Многие исследователи [23, 27, 30] информируют, что использование оральных контрацептивов также улучшает общее состояние и качество жизни этой категории пациенток. Как сообщают P. Vercellini et al. [30], снижение интенсивности дисменореи, диспареунии, тазовой боли в межменструальный период, а также улучшение показателей психического здоровья и сексуального благополучия регистрировались через 180 дней от начала лечения комбинацией этинилэстрадиола 0,02 мг и дезогестрела 0,15 мг.
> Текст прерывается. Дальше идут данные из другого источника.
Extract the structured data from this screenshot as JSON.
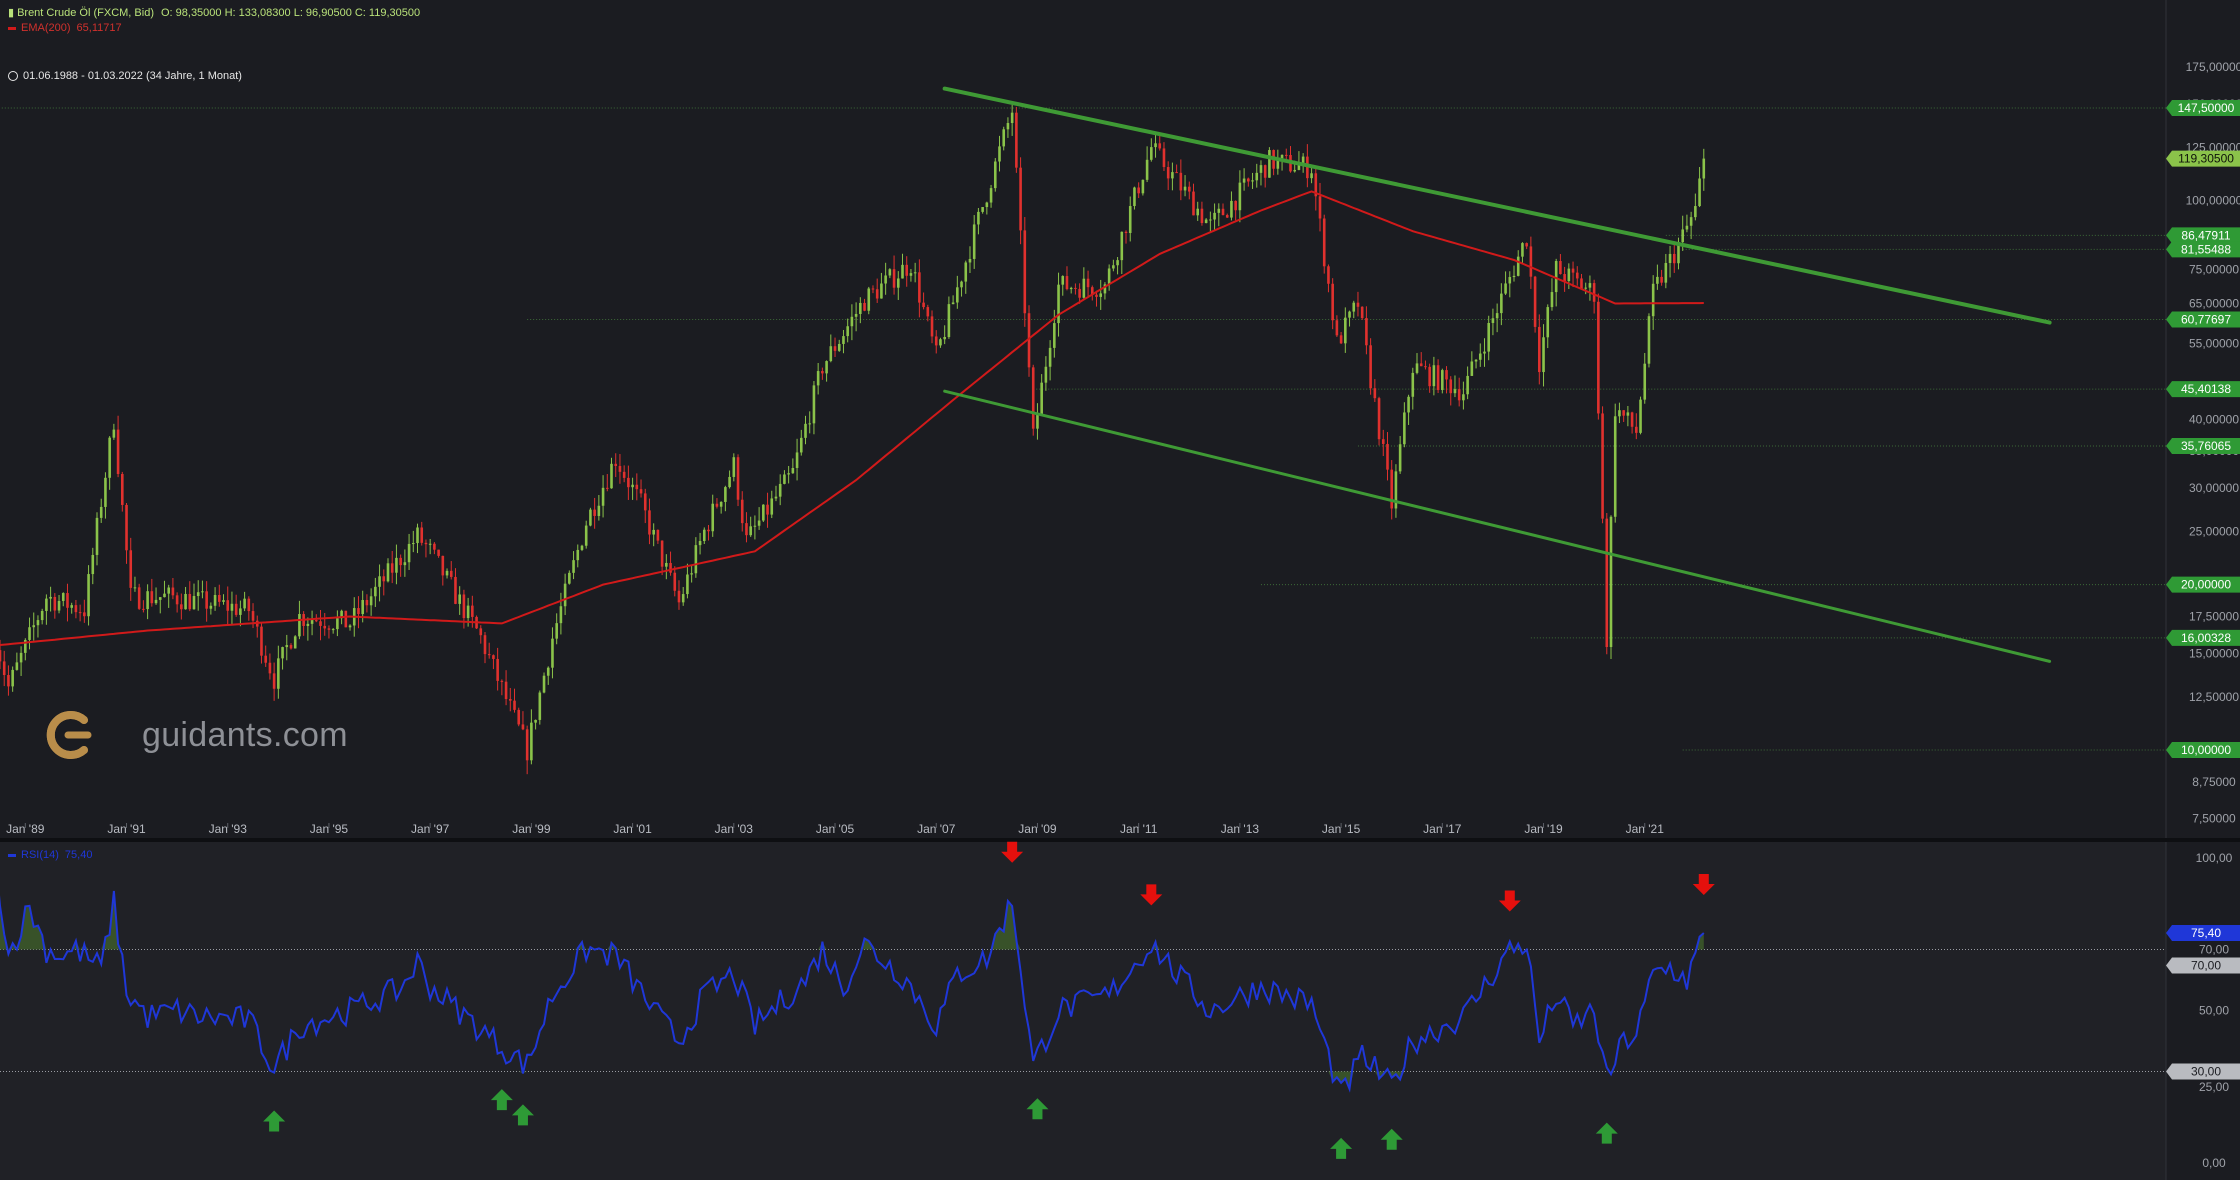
{
  "header": {
    "instrument": "Brent Crude Öl (FXCM, Bid)",
    "ohlc": "O: 98,35000   H: 133,08300   L: 96,90500   C: 119,30500",
    "ema_label": "EMA(200)",
    "ema_value": "65,11717",
    "range": "01.06.1988 - 01.03.2022   (34 Jahre, 1 Monat)",
    "rsi_label": "RSI(14)",
    "rsi_value": "75,40"
  },
  "brand": {
    "name": "guidants.com"
  },
  "colors": {
    "background": "#1b1c21",
    "rsi_background": "#202126",
    "up_candle": "#8bc34a",
    "down_candle": "#e0312e",
    "ema": "#d11a1a",
    "channel": "#3f9a35",
    "rsi_line": "#1f37d8",
    "arrow_up": "#2e9a36",
    "arrow_down": "#e5100d"
  },
  "chart_data": [
    {
      "type": "candlestick",
      "title": "Brent Crude Öl (FXCM, Bid)",
      "y_scale": "log",
      "ylim": [
        7.0,
        200
      ],
      "x_range": [
        "1988-06",
        "2022-03"
      ],
      "x_ticks": [
        "Jan '89",
        "Jan '91",
        "Jan '93",
        "Jan '95",
        "Jan '97",
        "Jan '99",
        "Jan '01",
        "Jan '03",
        "Jan '05",
        "Jan '07",
        "Jan '09",
        "Jan '11",
        "Jan '13",
        "Jan '15",
        "Jan '17",
        "Jan '19",
        "Jan '21"
      ],
      "y_ticks": [
        "7,50000",
        "8,75000",
        "10,00000",
        "12,50000",
        "15,00000",
        "17,50000",
        "20,00000",
        "25,00000",
        "30,00000",
        "35,00000",
        "40,00000",
        "45,00000",
        "55,00000",
        "65,00000",
        "75,00000",
        "85,00000",
        "100,00000",
        "125,00000",
        "150,00000",
        "175,00000"
      ],
      "price_path": [
        [
          "1988-06",
          16
        ],
        [
          "1988-09",
          13
        ],
        [
          "1989-06",
          19
        ],
        [
          "1990-03",
          18
        ],
        [
          "1990-10",
          40
        ],
        [
          "1991-02",
          19
        ],
        [
          "1991-12",
          19
        ],
        [
          "1993-06",
          18
        ],
        [
          "1993-12",
          13.5
        ],
        [
          "1994-06",
          17.5
        ],
        [
          "1995-06",
          17
        ],
        [
          "1996-10",
          24.5
        ],
        [
          "1997-01",
          23
        ],
        [
          "1998-01",
          16
        ],
        [
          "1998-12",
          10
        ],
        [
          "1999-06",
          16
        ],
        [
          "2000-02",
          26
        ],
        [
          "2000-09",
          34
        ],
        [
          "2001-03",
          28
        ],
        [
          "2001-12",
          18.5
        ],
        [
          "2002-06",
          25
        ],
        [
          "2003-01",
          33
        ],
        [
          "2003-04",
          24
        ],
        [
          "2004-03",
          32
        ],
        [
          "2004-10",
          50
        ],
        [
          "2005-08",
          66
        ],
        [
          "2006-07",
          77
        ],
        [
          "2007-01",
          52
        ],
        [
          "2008-07",
          146
        ],
        [
          "2008-12",
          37
        ],
        [
          "2009-06",
          70
        ],
        [
          "2010-05",
          70
        ],
        [
          "2011-04",
          125
        ],
        [
          "2012-06",
          90
        ],
        [
          "2013-08",
          118
        ],
        [
          "2014-06",
          115
        ],
        [
          "2014-12",
          55
        ],
        [
          "2015-05",
          65
        ],
        [
          "2016-01",
          28
        ],
        [
          "2016-06",
          50
        ],
        [
          "2017-06",
          45
        ],
        [
          "2018-09",
          86
        ],
        [
          "2018-12",
          51
        ],
        [
          "2019-04",
          75
        ],
        [
          "2020-01",
          68
        ],
        [
          "2020-04",
          16
        ],
        [
          "2020-06",
          42
        ],
        [
          "2020-11",
          38
        ],
        [
          "2021-03",
          68
        ],
        [
          "2021-10",
          86
        ],
        [
          "2022-01",
          96
        ],
        [
          "2022-03",
          119.3
        ]
      ],
      "ema200": [
        [
          "1988-06",
          15.5
        ],
        [
          "1991-06",
          16.5
        ],
        [
          "1995-06",
          17.5
        ],
        [
          "1998-06",
          17
        ],
        [
          "2000-06",
          20
        ],
        [
          "2003-06",
          23
        ],
        [
          "2005-06",
          31
        ],
        [
          "2007-06",
          44
        ],
        [
          "2009-06",
          62
        ],
        [
          "2011-06",
          80
        ],
        [
          "2013-06",
          96
        ],
        [
          "2014-06",
          104
        ],
        [
          "2016-06",
          88
        ],
        [
          "2018-06",
          78
        ],
        [
          "2020-06",
          65
        ],
        [
          "2022-03",
          65.12
        ]
      ],
      "last_price": 119.305,
      "levels": [
        {
          "value": 147.5,
          "label": "147,50000",
          "from": "1988-06"
        },
        {
          "value": 119.305,
          "label": "119,30500",
          "from": "2022-03",
          "is_last": true
        },
        {
          "value": 86.47911,
          "label": "86,47911",
          "from": "2021-06"
        },
        {
          "value": 81.55488,
          "label": "81,55488",
          "from": "2021-10"
        },
        {
          "value": 60.77697,
          "label": "60,77697",
          "from": "1998-12"
        },
        {
          "value": 45.40138,
          "label": "45,40138",
          "from": "2008-12"
        },
        {
          "value": 35.76065,
          "label": "35,76065",
          "from": "2015-05"
        },
        {
          "value": 20.0,
          "label": "20,00000",
          "from": "2013-06"
        },
        {
          "value": 16.00328,
          "label": "16,00328",
          "from": "2018-10"
        },
        {
          "value": 10.0,
          "label": "10,00000",
          "from": "2021-10"
        }
      ],
      "channel_lines": [
        {
          "from": [
            "2007-03",
            160
          ],
          "to": [
            "2029-01",
            60
          ]
        },
        {
          "from": [
            "2007-03",
            45
          ],
          "to": [
            "2029-01",
            14.5
          ]
        }
      ]
    },
    {
      "type": "line",
      "title": "RSI(14)",
      "ylim": [
        0,
        100
      ],
      "y_ticks": [
        "0,00",
        "25,00",
        "50,00",
        "70,00",
        "100,00"
      ],
      "thresholds": [
        {
          "value": 70,
          "label": "70,00"
        },
        {
          "value": 30,
          "label": "30,00"
        }
      ],
      "current": {
        "value": 75.4,
        "label": "75,40"
      },
      "rsi_path": [
        [
          "1988-06",
          99
        ],
        [
          "1988-09",
          68
        ],
        [
          "1989-02",
          84
        ],
        [
          "1989-06",
          70
        ],
        [
          "1989-10",
          68
        ],
        [
          "1990-01",
          70
        ],
        [
          "1990-07",
          64
        ],
        [
          "1990-10",
          85
        ],
        [
          "1991-01",
          56
        ],
        [
          "1991-06",
          48
        ],
        [
          "1992-01",
          50
        ],
        [
          "1992-06",
          48
        ],
        [
          "1993-06",
          47
        ],
        [
          "1993-12",
          31
        ],
        [
          "1994-06",
          45
        ],
        [
          "1995-06",
          50
        ],
        [
          "1996-06",
          57
        ],
        [
          "1996-10",
          66
        ],
        [
          "1997-01",
          58
        ],
        [
          "1997-06",
          52
        ],
        [
          "1998-06",
          38
        ],
        [
          "1998-12",
          32
        ],
        [
          "1999-06",
          55
        ],
        [
          "2000-02",
          70
        ],
        [
          "2000-09",
          68
        ],
        [
          "2001-06",
          50
        ],
        [
          "2001-12",
          40
        ],
        [
          "2002-06",
          55
        ],
        [
          "2003-01",
          62
        ],
        [
          "2003-06",
          45
        ],
        [
          "2004-06",
          60
        ],
        [
          "2004-10",
          70
        ],
        [
          "2005-03",
          58
        ],
        [
          "2005-08",
          72
        ],
        [
          "2006-06",
          60
        ],
        [
          "2007-01",
          45
        ],
        [
          "2007-06",
          62
        ],
        [
          "2008-01",
          67
        ],
        [
          "2008-07",
          86
        ],
        [
          "2008-12",
          32
        ],
        [
          "2009-06",
          50
        ],
        [
          "2010-06",
          55
        ],
        [
          "2011-04",
          72
        ],
        [
          "2011-10",
          62
        ],
        [
          "2012-06",
          50
        ],
        [
          "2013-06",
          58
        ],
        [
          "2014-06",
          52
        ],
        [
          "2015-01",
          22
        ],
        [
          "2015-06",
          35
        ],
        [
          "2016-01",
          25
        ],
        [
          "2016-06",
          40
        ],
        [
          "2017-06",
          48
        ],
        [
          "2018-05",
          70
        ],
        [
          "2018-09",
          72
        ],
        [
          "2018-12",
          40
        ],
        [
          "2019-04",
          55
        ],
        [
          "2019-08",
          45
        ],
        [
          "2020-01",
          50
        ],
        [
          "2020-04",
          27
        ],
        [
          "2020-08",
          40
        ],
        [
          "2020-11",
          42
        ],
        [
          "2021-03",
          62
        ],
        [
          "2021-07",
          64
        ],
        [
          "2021-11",
          60
        ],
        [
          "2022-03",
          75.4
        ]
      ],
      "signals": [
        {
          "date": "1993-12",
          "dir": "up"
        },
        {
          "date": "1998-06",
          "dir": "up"
        },
        {
          "date": "1998-11",
          "dir": "up"
        },
        {
          "date": "2008-07",
          "dir": "down"
        },
        {
          "date": "2009-01",
          "dir": "up"
        },
        {
          "date": "2011-04",
          "dir": "down"
        },
        {
          "date": "2015-01",
          "dir": "up"
        },
        {
          "date": "2016-01",
          "dir": "up"
        },
        {
          "date": "2018-05",
          "dir": "down"
        },
        {
          "date": "2020-04",
          "dir": "up"
        },
        {
          "date": "2022-03",
          "dir": "down"
        }
      ]
    }
  ]
}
Но в то же время, по данным других авторов [23], прекращение приема комбинированных оральных контрацептивов приводило к рецидиву болевого синдрома эндометриоза и снижению показателей общего состояния и качества жизни больных.

Хирургическое лечение

В настоящее время широко проводится хирургическое лечение по принципу радикального удаления тканей, поврежденных эндометриозом, и включает: сегментарную или циркулярную резекцию и «шейвинг» толстой кишки при колоректальном эндометриозе, резекцию очагов эндометриоза брюшины и клетчаточных пространств, ректовагинального и ретроцервикального участков эндометриоза, крестцово-маточных связок и переднего свода влагалища в случае их поражения, а также резекцию очагов эндометриоза мочевого пузыря и мочеточников.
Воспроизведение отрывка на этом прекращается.